Friday, October 2, 2015



By Joan Shepherd, FNP

I was so inspired this week by my patients…(not their real names)

First, Lacey.

She is 23 years old, and since age 15, she lived in a blitzed out world of drinking. As of this month, she’s been clean for a year. I asked her what was different. She got really quiet and I started thinking I’d overstepped some bounds by asking her. 

Then, she looked at me and said, “Everything.”

She has watched her little niece grow this year, while during the first two years of her life was mostly a forgotten blur. She has conversations with her family now. She realizes she quite likes her family. She is enrolling in classes again. 

Life isn’t perfect, but she realizes there are solutions. Talking can help.

Then, Jimmy.

He has not used opiates for 2 months. I know that’s a really short time, but he came back for another 2 month naltrexone implant. 
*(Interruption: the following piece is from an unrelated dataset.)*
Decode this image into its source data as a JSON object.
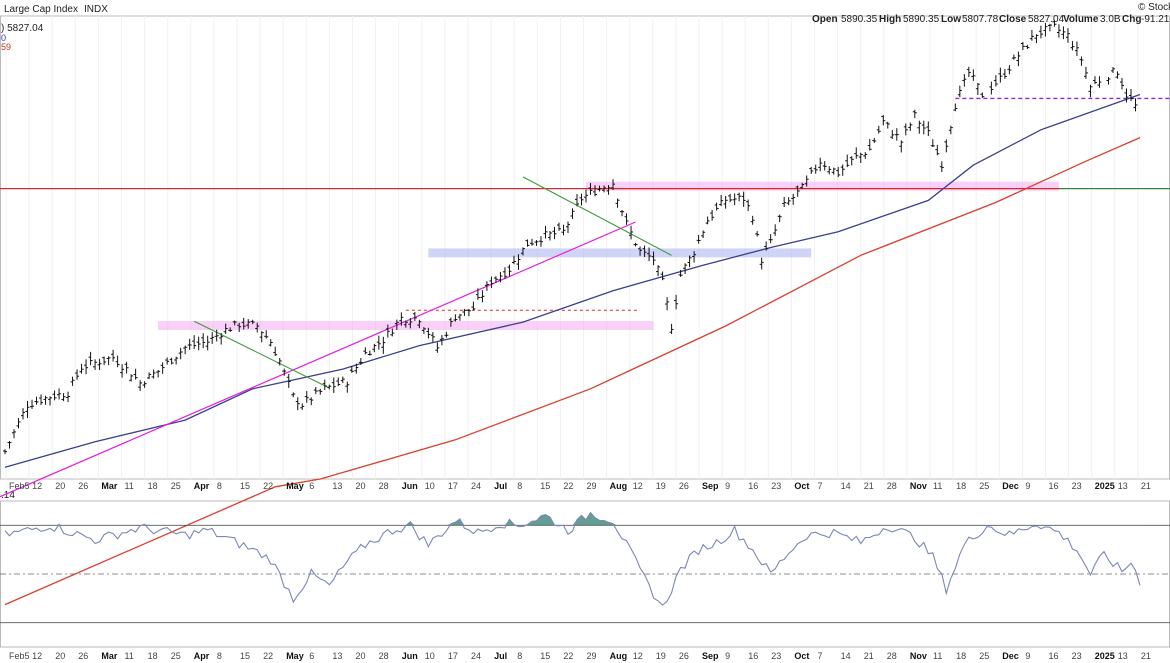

He can’t believe how good it feels to not have to chase the drug; to wake up and wonder where the money will come from, who he’s going to take advantage of to get his dope. He admits things are a little boring but the way he interprets that is, “Now I have time to do everything I need to do. I am so grateful my family stuck with me.”

His family is taking him to counseling, taking him to meetings. They are kind of watching him like hawks and he is way OK with that for now.

And, Teddy.

I didn’t even recognize the handsome young man sitting in front of me. He’s gone from 125 pound to 140 and looks amazing. He’s working again, off heroin for 5 months. 

He is struggling a lot in his sobriety with the (his words) "horrible things he did to his friends and co-workers" while actively using. Working on the shame and the guilt. I read somewhere that guilt can be handy; it helps guide us toward the next right thing. 

Shame however, isn’t so useful. It tends to keep us stuck in thoughts that don’t do us any good.

This is but a small sampling of what I get to hear treating patients at TCI. These folks have all experienced the misery of addiction and are tasting the sweet fruits of recovery. Talk to most people in long term recovery and you will hear that it keeps getting better. 

It’s my privilege to be a little part of it.